7.  Borrowers shall pay to Lender a modification fee equal to $122,500.00 in conjunction with this Sixth Amendment and any further amendments entered into by Borrowers and Lender as a result of the discussions referred to in Section 7 of Amendment No. 2 to the BofA Credit Agreement.   Such fee shall be deemed fully earned upon Lender’s acceptance of this Sixth Amendment, is not refundable and shall be payable in full in cash on the earlier of December 31, 2012 and the date of repayment in full of the Loans.

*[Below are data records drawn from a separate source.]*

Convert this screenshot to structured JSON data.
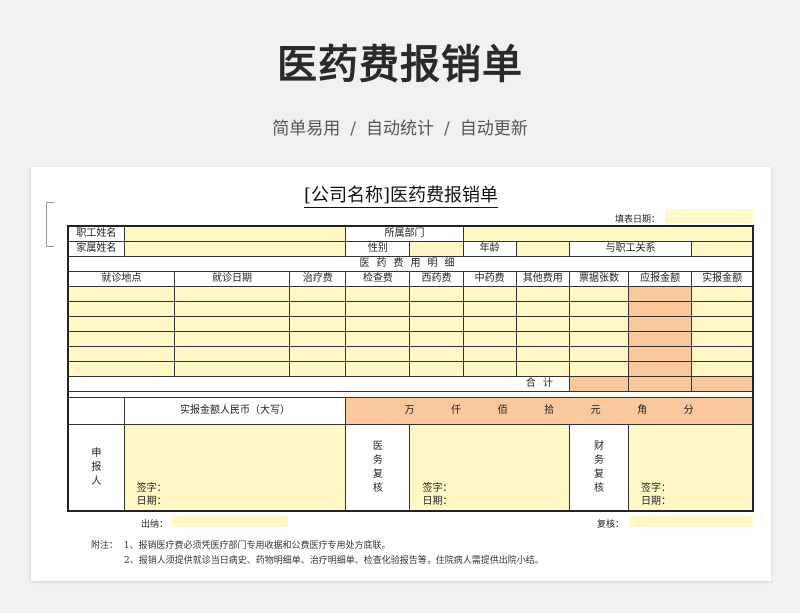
{
  "hero": {
    "title": "医药费报销单",
    "tagline": [
      "简单易用",
      "自动统计",
      "自动更新"
    ],
    "separator": "/"
  },
  "form": {
    "title": "[公司名称]医药费报销单",
    "fill_date_label": "填表日期：",
    "employee_name": "职工姓名",
    "department": "所属部门",
    "family_name": "家属姓名",
    "gender": "性别",
    "age": "年龄",
    "relation": "与职工关系",
    "section_title": "医药费用明细",
    "columns": [
      "就诊地点",
      "就诊日期",
      "治疗费",
      "检查费",
      "西药费",
      "中药费",
      "其他费用",
      "票据张数",
      "应报金额",
      "实报金额"
    ],
    "total_label": "合 计",
    "amount_in_words_label": "实报金额人民币（大写）",
    "units": [
      "万",
      "仟",
      "佰",
      "拾",
      "元",
      "角",
      "分"
    ],
    "applicant": "申报人",
    "medical_review": "医务复核",
    "finance_review": "财务复核",
    "sign_label": "签字：",
    "date_label": "日期：",
    "cashier_label": "出纳：",
    "review_label": "复核："
  },
  "notes": {
    "prefix": "附注：",
    "items": [
      "1、报销医疗费必须凭医疗部门专用收据和公费医疗专用处方底联。",
      "2、报销人须提供就诊当日病史、药物明细单、治疗明细单、检查化验报告等，住院病人需提供出院小结。"
    ]
  },
  "colors": {
    "yellow_fill": "#fff8c6",
    "orange_fill": "#f9c89c"
  }
}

8.   This Sixth Amendment may be executed separately by the Borrowers, Guarantors and Lender in any number of counterparts, each of which, when so executed and delivered, shall be deemed to be an original and all of which, taken together, shall constitute but one and the same instrument.

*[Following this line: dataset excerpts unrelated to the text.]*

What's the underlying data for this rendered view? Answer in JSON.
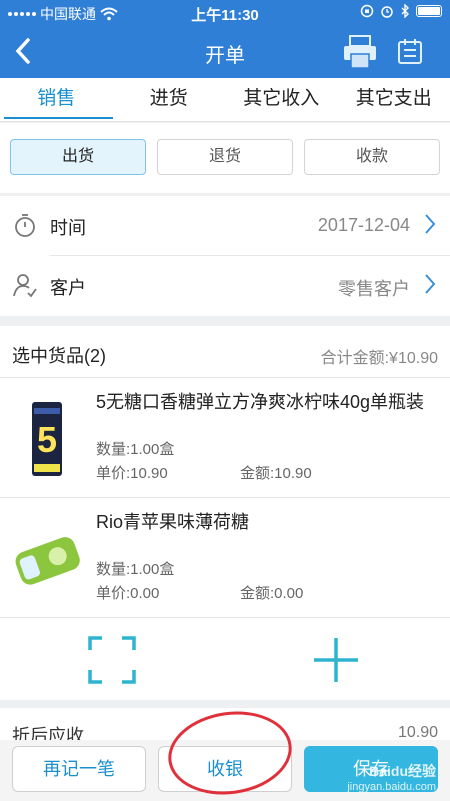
{
  "status_bar": {
    "carrier": "中国联通",
    "time": "上午11:30"
  },
  "nav": {
    "title": "开单"
  },
  "tabs": [
    {
      "label": "销售",
      "active": true
    },
    {
      "label": "进货",
      "active": false
    },
    {
      "label": "其它收入",
      "active": false
    },
    {
      "label": "其它支出",
      "active": false
    }
  ],
  "segment": [
    {
      "label": "出货",
      "active": true
    },
    {
      "label": "退货",
      "active": false
    },
    {
      "label": "收款",
      "active": false
    }
  ],
  "rows": {
    "time": {
      "label": "时间",
      "value": "2017-12-04"
    },
    "customer": {
      "label": "客户",
      "value": "零售客户"
    }
  },
  "goods": {
    "title": "选中货品(2)",
    "total": "合计金额:¥10.90",
    "items": [
      {
        "name": "5无糖口香糖弹立方净爽冰柠味40g单瓶装",
        "qty": "数量:1.00盒",
        "price": "单价:10.90",
        "amount": "金额:10.90"
      },
      {
        "name": "Rio青苹果味薄荷糖",
        "qty": "数量:1.00盒",
        "price": "单价:0.00",
        "amount": "金额:0.00"
      }
    ]
  },
  "summary": {
    "label": "折后应收",
    "value": "10.90"
  },
  "bottom": {
    "again": "再记一笔",
    "checkout": "收银",
    "save": "保存"
  },
  "watermark": {
    "brand": "Baidu经验",
    "url": "jingyan.baidu.com"
  },
  "colors": {
    "nav": "#2f7fd6",
    "accent": "#1a8fcf",
    "primary_button": "#33b6e0",
    "annotation": "#e0303a"
  }
}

9.   THE VALIDITY, INTERPRETATION AND ENFORCEMENT OF THIS SIXTH AMENDMENT AND ANY OTHER LOAN DOCUMENTS EXECUTED IN CONNECTION HEREWITH SHALL UNLESS OTHERWISE PROVIDED THEREIN IN ALL RESPECTS BE GOVERNED BY, AND CONSTRUED IN ACCORDANCE WITH, THE INTERNAL LAWS OF THE STATE OF NEW YORK WITHOUT GIVING EFFECT TO THE CONFLICT OF LAW PRINCIPLES THEREOF.

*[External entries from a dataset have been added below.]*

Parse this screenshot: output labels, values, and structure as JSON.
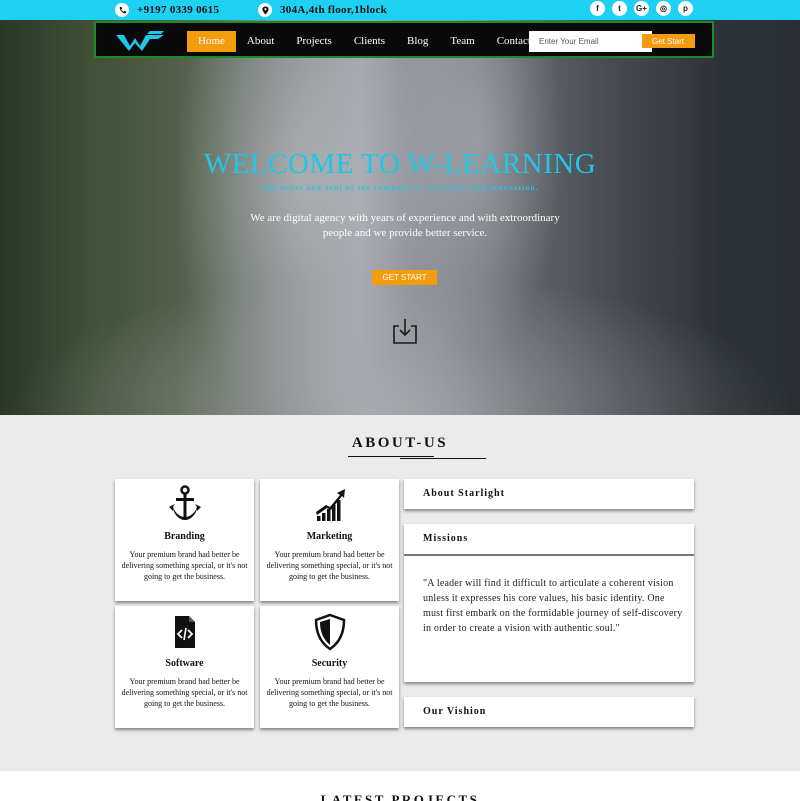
{
  "topbar": {
    "phone": "+9197 0339 0615",
    "address": "304A,4th floor,1block",
    "social": [
      {
        "icon": "facebook-icon",
        "glyph": "f"
      },
      {
        "icon": "twitter-icon",
        "glyph": "t"
      },
      {
        "icon": "google-plus-icon",
        "glyph": "G+"
      },
      {
        "icon": "instagram-icon",
        "glyph": "◎"
      },
      {
        "icon": "pinterest-icon",
        "glyph": "p"
      }
    ]
  },
  "nav": {
    "items": [
      "Home",
      "About",
      "Projects",
      "Clients",
      "Blog",
      "Team",
      "Contact"
    ],
    "active": "Home",
    "email_placeholder": "Enter Your Email",
    "cta": "Get Start"
  },
  "hero": {
    "title": "WELCOME TO W-LEARNING",
    "subtitle": "The heart and soul of the company is creativity and innovation.",
    "description": "We are digital agency with years of experience and with extroordinary people and we provide better service.",
    "button": "GET START"
  },
  "about": {
    "title": "ABOUT-US",
    "cards": [
      {
        "title": "Branding",
        "icon": "anchor-icon",
        "text": "Your premium brand had better be delivering something special, or it's not going to get the business."
      },
      {
        "title": "Marketing",
        "icon": "growth-chart-icon",
        "text": "Your premium brand had better be delivering something special, or it's not going to get the business."
      },
      {
        "title": "Software",
        "icon": "code-file-icon",
        "text": "Your premium brand had better be delivering something special, or it's not going to get the business."
      },
      {
        "title": "Security",
        "icon": "shield-icon",
        "text": "Your premium brand had better be delivering something special, or it's not going to get the business."
      }
    ],
    "accordion": [
      {
        "title": "About Starlight"
      },
      {
        "title": "Missions",
        "body": "\"A leader will find it difficult to articulate a coherent vision unless it expresses his core values, his basic identity. One must first embark on the formidable journey of self-discovery in order to create a vision with authentic soul.\""
      },
      {
        "title": "Our Vishion"
      }
    ]
  },
  "latest": {
    "title": "LATEST PROJECTS"
  },
  "colors": {
    "accent": "#1ed0f2",
    "orange": "#f59b0e",
    "nav": "#0a0a0a"
  }
}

10.   Borrowers, TBSIL Guarantor, Parent Guarantor, Sherwood and Bermuda Holdco, by executing this Sixth Amendment, to which they each consent, hereby confirm and acknowledge that the amounts owed by them under the Loan Agreement are free and clear of any deductions, offsets, counterclaims or other reductions.  Borrowers, TBSIL Guarantor, Parent Guarantor, Sherwood and Bermuda Holdco further acknowledge that Lender has fully complied with all of its obligations under the Loan Agreement and the Loan Documents, and hereby waive, release and discharge Lender from and against any claim, right, demand or cause of action arising on or before the date of this Sixth Amendment out of any act or failure to act by Lender or any breach by Lender of any obligation under or in connection with the Loan Agreement or the Loan Documents, whether arising under theories of contract, tort, lender liability or otherwise.


{signature page follows}


 
 

 
 

 

BORROWERS:
 
AMOROS MARITIME CORP.
 
 
/s/ Christophil B. Costas
By:  Christophil B. Costas
Title:  Attorney in Fact
 
LANCASTER MARITIME CORP.
 
 
/s/ Christophil B. Costas
By:  Christophil B. Costas
Title:  Attorney in Fact
 
CHATHAM MARITIME CORP.
 
 
/s/ Christophil B. Costas
By:  Christophil B. Costas
Title:  Attorney in Fact
 
GUARANTORS:
 
TBSIL GUARANTOR:
TBS INTERNATIONAL LIMITED
 
 
/s/ Christophil B. Costas
By:  Christophil B. Costas
Title:  Attorney in Fact
 
 
 
[SIGNATURES CONTINUED ON NEXT PAGE]
 
 
 
 
 
 

 
 
 
 
 
BERMUDA HOLDCO:
TBS HOLDINGS LIMITED, a Bermuda company
 
 
/s/ Christophil B. Costas
By:  Christophil B. Costas
Title:  Attorney in Fact
 
SHERWOOD:
SHERWOOD SHIPPING CORP.
 
 
/s/ Christophil B. Costas
By:  Christophil B. Costas
Title:  Attorney in Fact
 
 
PARENT GUARANTOR:
PRESENT WHEN THE COMMON SEAL OF
TBS INTERNATIONAL PUBLIC LIMITED COMPANY,
an Irish public limited company, was affixed hereto
 
 
/s/ Christophil B. Costas
By:  Christophil B. Costas
Title:  Attorney in Fact
 
 
 
[SIGNATURES CONTINUED ON NEXT PAGE]
 
 
 
 
 

 
 
 
 
 
LENDER:
AIG COMMERCIAL EQUIPMENT FINANCE, INC.